To me, at least, he sounds entitled. Clearly, working retail sucks, but news flash all work sucks. Or at least there are parts of all jobs that suck. If a person doesn't like laughing at not funny jokes of customers, would they like laughing at not funny jokes of senior partners? Certainly the pay would be better, but at that point we are just negotiating over price.

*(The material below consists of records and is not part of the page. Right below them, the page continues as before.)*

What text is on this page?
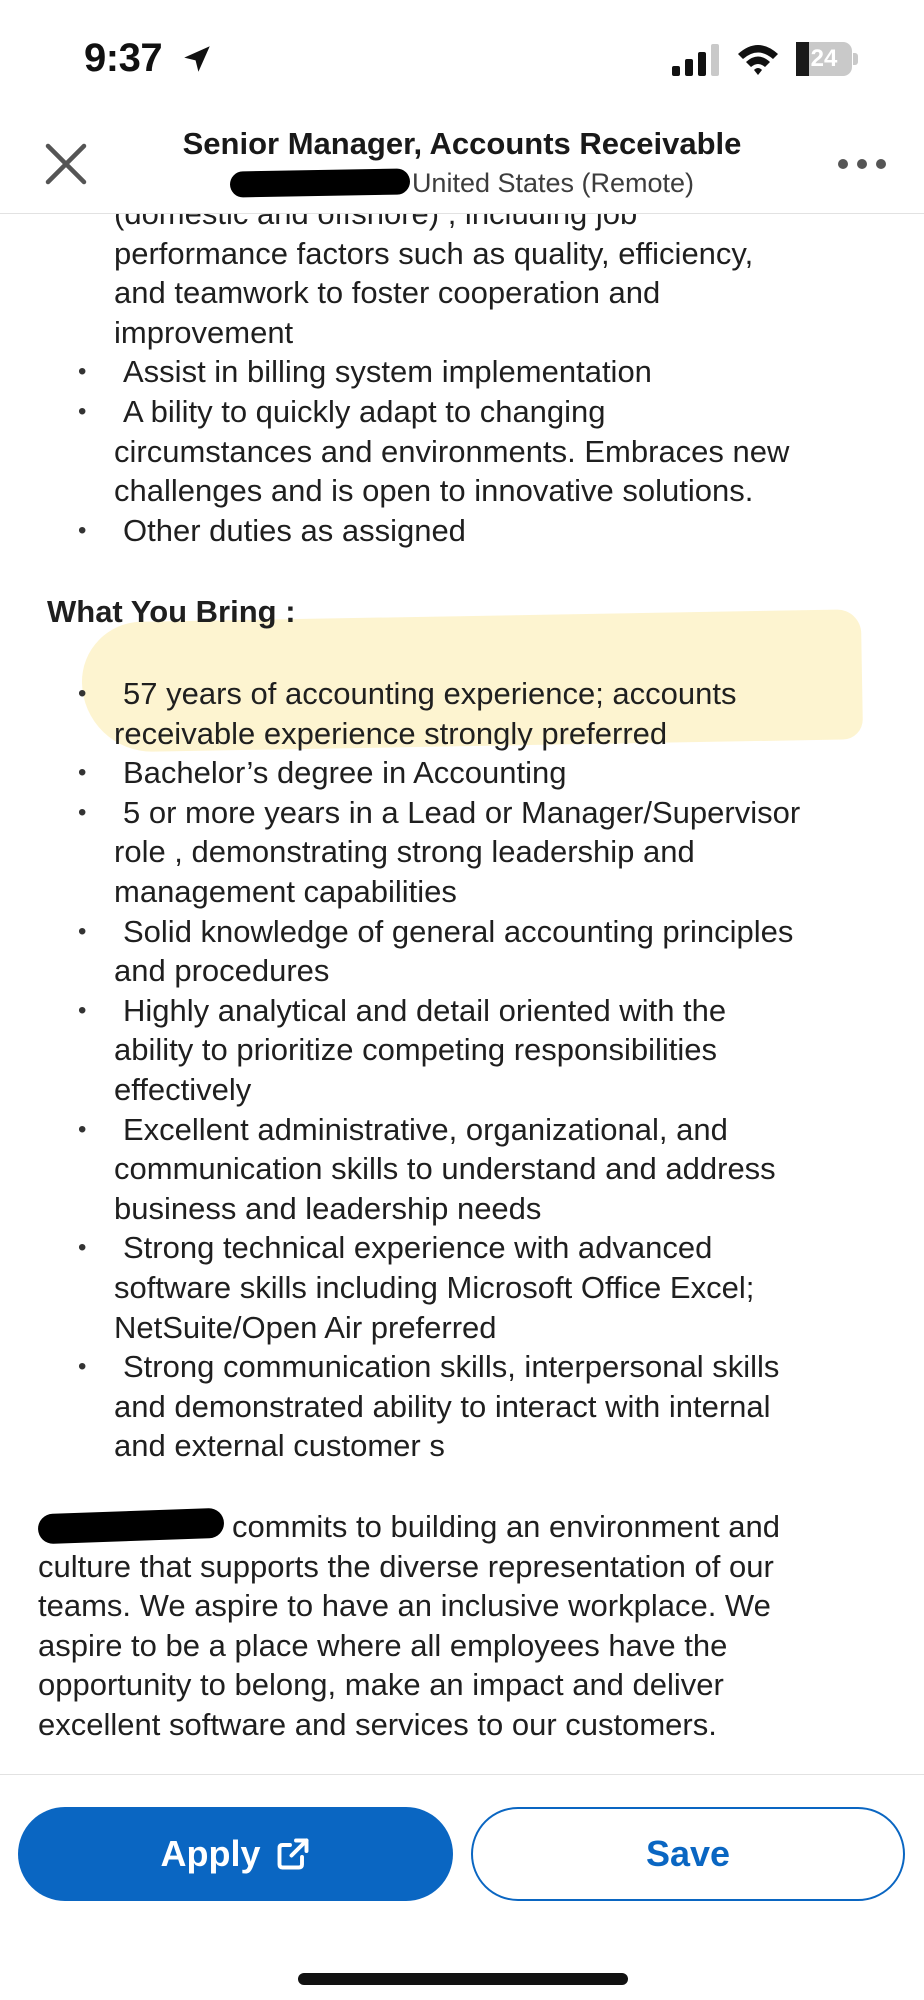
9:37	24
Senior Manager, Accounts Receivable
United States (Remote)
performance factors such as quality, efficiency,
and teamwork to foster cooperation and
improvement
• Assist in billing system implementation
• A bility to quickly adapt to changing
circumstances and environments. Embraces new
challenges and is open to innovative solutions.
• Other duties as assigned
What You Bring :
• 57 years of accounting experience; accounts
receivable experience strongly preferred
• Bachelor’s degree in Accounting
• 5 or more years in a Lead or Manager/Supervisor
role , demonstrating strong leadership and
management capabilities
• Solid knowledge of general accounting principles
and procedures
• Highly analytical and detail oriented with the
ability to prioritize competing responsibilities
effectively
• Excellent administrative, organizational, and
communication skills to understand and address
business and leadership needs
• Strong technical experience with advanced
software skills including Microsoft Office Excel;
NetSuite/Open Air preferred
• Strong communication skills, interpersonal skills
and demonstrated ability to interact with internal
and external customer s
commits to building an environment and
culture that supports the diverse representation of our
teams. We aspire to have an inclusive workplace. We
aspire to be a place where all employees have the
opportunity to belong, make an impact and deliver
excellent software and services to our customers.
Apply	Save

//3. Being forced to react to customer’s stupid fucking jokes. I’ve worked retail before so I’m used to the cliche shit like ‘oh this item didn’t scan, it must be free right?? hurr durr durr” but the old bags that inhabit this store are especially grating with this. The other day this woman walked by pushing a stroller and asked me how to get out of the store. I gave her the directions and as she was walking away she quipped “It’s like a Vegas casino in here!” I smiled politely. But that wasn’t good enough for her. She looked back and repeated it as if I hadn’t heard: “Like a Vegas casino in here!”. I dug deep deep down and summoned all the fucks I could give and managed a forced little chuckle. She actually fucking stopped in her tracks. Turned around. “You know, like one of those Vegas casinos?” Jesus fucking Christ you stupid cow, I get it. Built like a maze, no windows, no clocks.. I fucking get it. Next time I’ll just drop down and eat your wiry gray muff in appreciation of your sterling wit.
4. Coworkers marveling over jobs I am technically overqualified for. The other day some handsome foppish dude in his early 20s came in and bought a decently expensive cologne. After he left the vendor who had helped him was talking to some people and telling them “he works in a law firm, he’s one of those um um what do you call it…” Paralegal I chimed in “Yeah, paralegal! He’s a paralegal at a law firm.” The phrase law firm for some reason emphasized like the guy worked for the president.
5. Ridiculous questions related to my law degree. Everybody keeps asking me
questions about how to get out of petty traffic tickets. I try to explain to people that I didn’t learn anything that practical in law school. I think people don’t even believe that I went to law school because they seem to have the impression that you learn every law in existence there and they are flabbergasted that I don’t know a magic shortcut to get their speeding tickets thrown out.
6. REALLY ridiculous questions related to my law degree. One guy asked me the other day – does having a law degree make you feel empowered.
7. The fear that I’ll see someone I know. Luckily I’m not from here so I don’t have to worry about high school classmates or anything but I’m deathly afraid a law school classmate will see me. I saw a guy I knew from law school yesterday who works in biglaw now but I ducked behind a counter before he saw me. I think every day about what it would be like if one of the partners at my 2l summer firm saw me. It would be humiliating but at the same time I kind of hope the partner who no offered me does see me there. I think he doesn’t realize what kind of economy he discarded me into and I want him to know that he fucked my life up majorly.